Still a Smash After Six Decades

“It caught on in a flash,” the Boris-Karloff-channeling Bobby Pickett prophetically croons about the “Monster Mash,” which soon became a smash hit with more than just cemetery residents. Just six weeks after its chart debut, the novelty song topped the Billboard Hot 100 on October 20th, 1962–sixty years ago today.

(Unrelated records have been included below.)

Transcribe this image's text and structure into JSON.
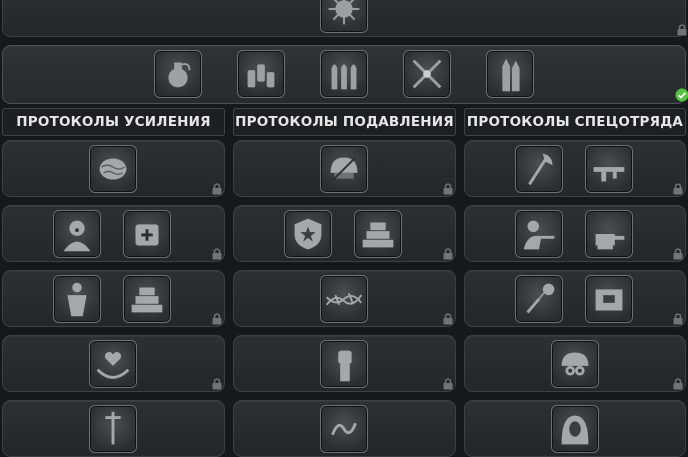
{
  "columns": [
    {
      "title": "ПРОТОКОЛЫ УСИЛЕНИЯ"
    },
    {
      "title": "ПРОТОКОЛЫ ПОДАВЛЕНИЯ"
    },
    {
      "title": "ПРОТОКОЛЫ СПЕЦОТРЯДА"
    }
  ],
  "top_row": {
    "icon": "virus-icon",
    "status": "locked"
  },
  "selected_row": {
    "status": "unlocked",
    "icons": [
      "grenade-icon",
      "ammo-icon",
      "bullets-icon",
      "crossed-rifles-icon",
      "rocket-icon"
    ]
  },
  "rows": [
    {
      "cells": [
        [
          "brain-icon"
        ],
        [
          "riot-helmet-icon"
        ],
        [
          "fire-axe-icon",
          "assault-rifle-icon"
        ]
      ]
    },
    {
      "cells": [
        [
          "screaming-soldier-icon",
          "medkit-icon"
        ],
        [
          "police-badge-icon",
          "sandbag-wall-icon"
        ],
        [
          "sniper-icon",
          "turret-icon"
        ]
      ]
    },
    {
      "cells": [
        [
          "muscle-man-icon",
          "sandbag-wall-icon"
        ],
        [
          "barbed-wire-icon"
        ],
        [
          "flail-icon",
          "supply-crate-icon"
        ]
      ]
    },
    {
      "cells": [
        [
          "healing-hands-icon"
        ],
        [
          "raised-fist-icon"
        ],
        [
          "night-vision-helmet-icon"
        ]
      ]
    },
    {
      "cells": [
        [
          "sword-icon"
        ],
        [
          "snake-icon"
        ],
        [
          "hooded-face-icon"
        ]
      ]
    }
  ],
  "colors": {
    "accent_check": "#55c244",
    "panel": "#2b3032",
    "header_text": "#e6e8e8",
    "lock": "#7d8386"
  }
}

Given the early success the song enjoyed and its subsequent entrenchment in pop culture, one might suspect that the “Monster Mash” originated as a bit of savvy calculation. But the sensation the song created appears to have been both unlikely and unanticipated. An aspiring actor who moonlighted as the frontman for the band The Cordials, Pickett launched into a Karloff impersonation while covering The Diamonds’ “Little Darlin'” during a concert. Positive audience response led Pickett (who, as a child in the late 1940s, nursed himself on the revivals of Dracula and Frankenstein that played on the screens of his father’s movie-theater chain) and fellow bandmember Lenny Capizzi to try and expand upon the Karloff-voice gimmick. The pair sat down and composed the song in less than an hour (which perhaps accounts for a nonsensical lyric like “tennis shoe, wah-ooh”); state-of-the-art-sounding effects were in fact homemade (water bubbled by straw=boiling cauldron; rusty nail pulled from board=creaking coffin lid). Pickett has admitted that he thought the song would only circulate amongst his friends–and it did almost land in the musical graveyard when the major record labels roundly rejected it. “Monster Mash” producer Gary Paxton (whose own offbeat hit, “Alley Oop,” helped inspire Pickett) had to have 1,000 copies of the record privately pressed, many of which he then hand-delivered to radio stations across California in the hopes of securing airplay.

So how did the “Monster Mash” overcome its less-than-auspicious origins, and why has it remained so popular for so long? Surely the answer isn’t as simple as a kitschy subject (a mad scientist sparks the newest dance hit) being serendipitously paired with a catchy tune? Besides riffing on the then-current dance craze the Mashed Potato, Pickett’s surf-rock-style song rides the wave of  mid-20th Century Monster Culture (a time when TV screenings of horror-hosted Universal monster movies, the assemblage of Aurora model kits, and fanatic collection of Famous Monsters of Filmland magazine prevailed). In his study The Monster Show: A Cultural History of Horror, scholar David J. Skal considers that Pickett’s fantasy number provided a comic outlet for contemporary, real-world anxieties: “Throughout the Cuban nuclear threat, America’s favorite pop song celebrated a mad scientist who presided over a dance of death.”  At the end of the day (and six decades), timing seems to be everything. The song’s late-October 1962 peak and autumnal resurrection every year since speaks to its consonance with the Halloween sensibility–the perennial holiday endeavor to make light of the macabre and make friends with monstrosity.

Over the years, Pickett attempted to build upon the wonder of his one hit, releasing related songs such as “Monster’s Holiday,”  “Monster Swim,” and “Monster Rap.” In 1995, he adapted his co-written 1967 stage musical I’m Sorry the Bridge is Out, You’ll Have to Stay the Night as the feature-length Monster Mash: The Movie (Rocky Horror-esque, albeit far less transgressive in its campiness). The hit song itself has been covered by a broad range of artists, from The Beach Boys to Alvin and the Chipmunks, The Misfits and Mannheim Steamroller, horror icon Vincent Price and (appropriately) Boris Karloff–even Bruce Springsteen and the E Street Band. But neither Pickett nor his various followers has ever matched the goofy glory of the original “Monster Mash.”